August 2013

Blue Gold [Poem on 8-31-13]

How easy it is to not

think about the things, which scare us.

 

Numb-is a comfortable disease.

 

I can still feel the smooth

pockets of juice, perfect, blue.

I place them on the table for fear.

I will squeeze too tightly, ruining their simplicity,

as is the way I’ve been living lately.

 

Blue gold

she called them

as they pinged against the metal bowl

excited as my heartbeat.

She shook them in flour.

 

Everything is less exciting

when you can have it whenever you’d like.

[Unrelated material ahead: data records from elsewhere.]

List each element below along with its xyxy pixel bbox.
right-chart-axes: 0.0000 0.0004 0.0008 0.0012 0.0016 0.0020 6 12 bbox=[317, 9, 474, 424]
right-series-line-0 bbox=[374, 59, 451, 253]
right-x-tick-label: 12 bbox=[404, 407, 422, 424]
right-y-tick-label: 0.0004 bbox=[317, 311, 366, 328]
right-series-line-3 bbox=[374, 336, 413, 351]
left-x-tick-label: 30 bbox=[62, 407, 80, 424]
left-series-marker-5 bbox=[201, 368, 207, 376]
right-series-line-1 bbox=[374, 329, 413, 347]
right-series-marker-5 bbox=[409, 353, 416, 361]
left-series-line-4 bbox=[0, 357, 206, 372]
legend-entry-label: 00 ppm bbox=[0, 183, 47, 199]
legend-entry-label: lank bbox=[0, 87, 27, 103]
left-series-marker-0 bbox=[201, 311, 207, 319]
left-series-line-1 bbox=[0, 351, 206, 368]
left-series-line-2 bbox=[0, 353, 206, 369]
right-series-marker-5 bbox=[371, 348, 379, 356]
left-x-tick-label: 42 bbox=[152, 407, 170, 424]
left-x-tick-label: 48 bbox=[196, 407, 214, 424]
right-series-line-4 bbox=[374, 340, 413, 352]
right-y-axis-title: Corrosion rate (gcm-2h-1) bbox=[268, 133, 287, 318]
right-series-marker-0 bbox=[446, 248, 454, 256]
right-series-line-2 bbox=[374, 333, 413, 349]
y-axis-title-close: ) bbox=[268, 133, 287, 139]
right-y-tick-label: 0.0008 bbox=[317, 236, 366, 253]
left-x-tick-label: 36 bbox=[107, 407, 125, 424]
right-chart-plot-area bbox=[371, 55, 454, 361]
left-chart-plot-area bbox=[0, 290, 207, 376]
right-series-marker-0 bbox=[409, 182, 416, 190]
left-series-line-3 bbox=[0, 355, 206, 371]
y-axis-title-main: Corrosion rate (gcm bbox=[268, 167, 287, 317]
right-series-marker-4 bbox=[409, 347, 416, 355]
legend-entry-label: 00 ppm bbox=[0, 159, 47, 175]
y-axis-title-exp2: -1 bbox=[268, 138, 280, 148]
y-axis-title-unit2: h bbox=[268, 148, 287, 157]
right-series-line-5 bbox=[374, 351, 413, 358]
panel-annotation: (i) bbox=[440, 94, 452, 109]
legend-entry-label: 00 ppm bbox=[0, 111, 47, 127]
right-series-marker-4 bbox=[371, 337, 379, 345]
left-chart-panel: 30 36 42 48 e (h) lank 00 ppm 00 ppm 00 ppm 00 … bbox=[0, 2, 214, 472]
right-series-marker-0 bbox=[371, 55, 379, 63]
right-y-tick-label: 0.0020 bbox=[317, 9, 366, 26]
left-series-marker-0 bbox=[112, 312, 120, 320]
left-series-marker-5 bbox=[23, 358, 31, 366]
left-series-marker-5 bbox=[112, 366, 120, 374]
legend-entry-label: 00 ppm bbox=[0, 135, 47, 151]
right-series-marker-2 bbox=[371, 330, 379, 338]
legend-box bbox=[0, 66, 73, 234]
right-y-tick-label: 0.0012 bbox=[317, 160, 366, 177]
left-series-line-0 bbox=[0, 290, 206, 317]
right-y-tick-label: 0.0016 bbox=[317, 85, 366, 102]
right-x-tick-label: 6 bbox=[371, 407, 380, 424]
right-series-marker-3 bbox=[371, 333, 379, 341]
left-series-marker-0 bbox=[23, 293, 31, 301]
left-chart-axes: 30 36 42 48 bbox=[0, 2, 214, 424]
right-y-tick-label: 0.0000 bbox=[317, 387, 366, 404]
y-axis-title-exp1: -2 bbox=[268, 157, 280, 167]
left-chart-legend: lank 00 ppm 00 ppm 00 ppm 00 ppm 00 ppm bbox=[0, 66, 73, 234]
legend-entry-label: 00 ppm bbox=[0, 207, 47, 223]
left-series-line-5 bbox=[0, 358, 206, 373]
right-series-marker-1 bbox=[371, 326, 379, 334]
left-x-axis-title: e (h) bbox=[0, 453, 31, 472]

She was gone, but still here.

Her mind- a sign it pings:

lost vacancy.

 

The snowy banks left us

a canyon in which we sled and

believed it to be true.

Giggling rosy cheeks still

left me wondering what was over the fence.

 

 

Today I went home.

Overgrown was the hill.

Grass, growth entangled.

As the branches grew

the more suffocated I became.

 

The mistake is assuming the

similarities encompass us.

A hill covered in snow is not a

castle to the new ten-year-old.

Rosy cheeks aren’t sources of

a mother’s need to be wanted.

 

We said later.

You touched my arm signaling,

It was time we shed our summer feathers.

The geese passed by

wings cutting the gray-wind in unison.

 

We find strength in our synonymous.

 

I haven’t conjured you in my mind for a week now.

 

How easy it is to not

think about the things, which scare us.